Pesta pemokrasi Pemilu dan Pemilihan Presiden adalah momen krusial bagi setiap negara. Momen tersebut adalah momen penting saat setiap warga negara membuat keputusan penting tentang bagaimana masa depan mereka. Namun, dalam era digital saat ini, khususnya untuk kampanye pemilihan Presiden bukan lagi hanya soal debat tentang ide dan visi misi. Teknologi komputer, khususnya deepfakes, telah menjadi medan perang informasi yang berpotensi untuk merusak integritas dari rangkaian pemilihan Presiden.
Deepfake bisa digunakan untuk membuat video atau rekaman suara palsu dari kandidat Capres/Cawapres yang menyatakan hal-hal yang sebenarnya tidak mereka katakan. Hal ini dapat digunakan untuk merusak reputasi Capres/Cawapres atau mempengaruhi opini publik terhadap kandidat tersebut.
Deepfake dapat digunakan untuk menciptakan narasi palsu atau cerita yang mendukung agenda politik tertentu, yang dapat mempengaruhi persepsi publik tentang isu-isu yang diusung oleh Capres/Cawapres.
Salah satu yang dikhawatirkan dari penyebaran deepfake video ataupun audio adalah dari kesan pertama yang ditangkap oleh masyarakat ketika mendapatkan video atau audio hasil deepfake.
BACA JUGA:
- Dr Yudi Prayudi M.Kom: Kebocoran Data jadi Pintu Masuk dari Aktivitas Illegal
- Ini Perbedaan Mendasar Game Online dengan Judi Online Menurut Pakar Forensika Digital
Meskipun video atau audio itu cepat dibantah, diklarifikasi kebenaran, ditarik atau bahkan dihapus, namun konten video dan audio tersebut telah terlanjur tersebar di masyarakat.

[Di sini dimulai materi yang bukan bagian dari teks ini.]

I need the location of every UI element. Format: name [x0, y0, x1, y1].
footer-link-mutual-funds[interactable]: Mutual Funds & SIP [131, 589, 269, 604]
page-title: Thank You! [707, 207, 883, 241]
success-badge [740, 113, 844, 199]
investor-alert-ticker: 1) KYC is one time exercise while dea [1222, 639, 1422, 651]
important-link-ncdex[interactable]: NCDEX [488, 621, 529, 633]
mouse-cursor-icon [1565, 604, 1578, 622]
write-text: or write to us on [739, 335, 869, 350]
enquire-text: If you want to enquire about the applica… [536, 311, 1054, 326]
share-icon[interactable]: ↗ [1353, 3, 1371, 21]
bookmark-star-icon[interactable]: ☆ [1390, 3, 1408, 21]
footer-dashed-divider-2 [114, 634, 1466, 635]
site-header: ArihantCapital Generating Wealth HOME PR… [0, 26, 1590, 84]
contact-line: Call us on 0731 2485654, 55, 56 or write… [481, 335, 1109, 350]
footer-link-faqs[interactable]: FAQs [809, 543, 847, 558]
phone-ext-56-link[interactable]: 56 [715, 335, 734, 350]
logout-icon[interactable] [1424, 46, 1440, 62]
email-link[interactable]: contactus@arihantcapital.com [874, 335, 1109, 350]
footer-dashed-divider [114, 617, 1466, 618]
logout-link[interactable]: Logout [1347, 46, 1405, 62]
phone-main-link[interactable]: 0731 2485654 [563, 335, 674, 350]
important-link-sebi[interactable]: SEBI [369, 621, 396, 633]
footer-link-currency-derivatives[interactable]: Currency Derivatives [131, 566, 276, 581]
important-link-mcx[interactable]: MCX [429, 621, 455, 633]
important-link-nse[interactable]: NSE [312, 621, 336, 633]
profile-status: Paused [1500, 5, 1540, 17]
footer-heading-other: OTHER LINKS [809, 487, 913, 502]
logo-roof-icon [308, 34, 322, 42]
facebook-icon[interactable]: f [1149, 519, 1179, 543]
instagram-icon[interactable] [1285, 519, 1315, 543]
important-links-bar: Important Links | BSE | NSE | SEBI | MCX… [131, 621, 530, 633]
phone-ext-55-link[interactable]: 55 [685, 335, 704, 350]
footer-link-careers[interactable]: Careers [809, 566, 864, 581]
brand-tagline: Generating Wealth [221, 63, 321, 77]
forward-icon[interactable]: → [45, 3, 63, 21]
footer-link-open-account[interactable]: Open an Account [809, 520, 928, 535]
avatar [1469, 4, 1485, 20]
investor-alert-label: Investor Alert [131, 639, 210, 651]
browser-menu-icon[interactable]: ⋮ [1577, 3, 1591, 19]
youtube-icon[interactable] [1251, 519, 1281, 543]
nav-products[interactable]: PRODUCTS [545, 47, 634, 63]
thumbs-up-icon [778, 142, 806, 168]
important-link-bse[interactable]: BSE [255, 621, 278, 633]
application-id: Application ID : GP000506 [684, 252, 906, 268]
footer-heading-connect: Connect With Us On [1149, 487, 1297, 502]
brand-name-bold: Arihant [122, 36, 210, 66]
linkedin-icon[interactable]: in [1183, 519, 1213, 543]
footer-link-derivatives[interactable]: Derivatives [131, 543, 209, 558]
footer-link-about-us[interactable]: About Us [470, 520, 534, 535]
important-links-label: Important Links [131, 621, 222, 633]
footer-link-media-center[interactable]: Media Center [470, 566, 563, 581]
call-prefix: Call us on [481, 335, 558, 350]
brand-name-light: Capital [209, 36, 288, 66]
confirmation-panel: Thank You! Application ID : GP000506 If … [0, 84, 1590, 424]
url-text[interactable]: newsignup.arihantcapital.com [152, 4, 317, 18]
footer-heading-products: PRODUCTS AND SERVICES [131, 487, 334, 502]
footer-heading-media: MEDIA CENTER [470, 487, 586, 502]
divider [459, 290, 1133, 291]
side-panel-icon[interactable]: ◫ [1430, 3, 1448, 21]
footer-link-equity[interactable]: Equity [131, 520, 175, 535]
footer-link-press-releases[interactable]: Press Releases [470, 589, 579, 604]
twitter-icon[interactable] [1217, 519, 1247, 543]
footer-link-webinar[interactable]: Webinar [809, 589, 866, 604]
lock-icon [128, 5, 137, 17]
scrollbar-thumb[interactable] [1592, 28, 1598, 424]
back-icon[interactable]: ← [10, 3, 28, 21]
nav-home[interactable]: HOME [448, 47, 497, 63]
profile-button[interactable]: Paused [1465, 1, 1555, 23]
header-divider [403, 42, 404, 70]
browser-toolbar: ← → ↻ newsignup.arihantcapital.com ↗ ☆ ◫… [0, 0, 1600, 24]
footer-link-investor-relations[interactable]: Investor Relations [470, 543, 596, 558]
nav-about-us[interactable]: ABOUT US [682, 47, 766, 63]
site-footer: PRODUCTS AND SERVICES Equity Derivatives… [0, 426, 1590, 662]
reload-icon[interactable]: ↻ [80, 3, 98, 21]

Sekianbanyak orang telah melihat video dan mendengar audio tersebut akan begitu terkesan, kesan pertama dari video/audo tersebut tidak bisa dihilangkan. Bagi sebagian orang kesan pertama sulit dihilangkan dari memorinya.
Konten deepfake potensial lain yang mungkin muncul dalam kampanye bisa berupa rekaman suara palsu dari kandidat, video manipulasi yang menunjukkan perilaku tidak pantas atau bahkan wawancara palsu dengan tokoh tokoh tertentu untuk mendukung salah satu kandidat.
Ada beberapa potensi penyalahgunaan deepfake dalam Pemilu. Pertama, pemalsuan ucapan. Deepfake dapat digunakan untuk membuat video palsu di mana seorang kandidat atau tokoh publik tampak mengatakan sesuatu yang sebenarnya tidak pernah mereka katakan. Ini dapat digunakan untuk merusak reputasi atau mempengaruhi opini publik.
Kedua, kompromi. Dengan deepfake, seseorang dapat menciptakan video atau audio kompromi tentang kandidat yang sebenarnya tidak pernah terjadi. Ketiga, misinformasi. Video atau audio deepfake dapat digunakan untuk menyebarkan informasi palsu atau menyesatkan tentang isu-isu pemilu, kebijakan, atau fakta sejarah.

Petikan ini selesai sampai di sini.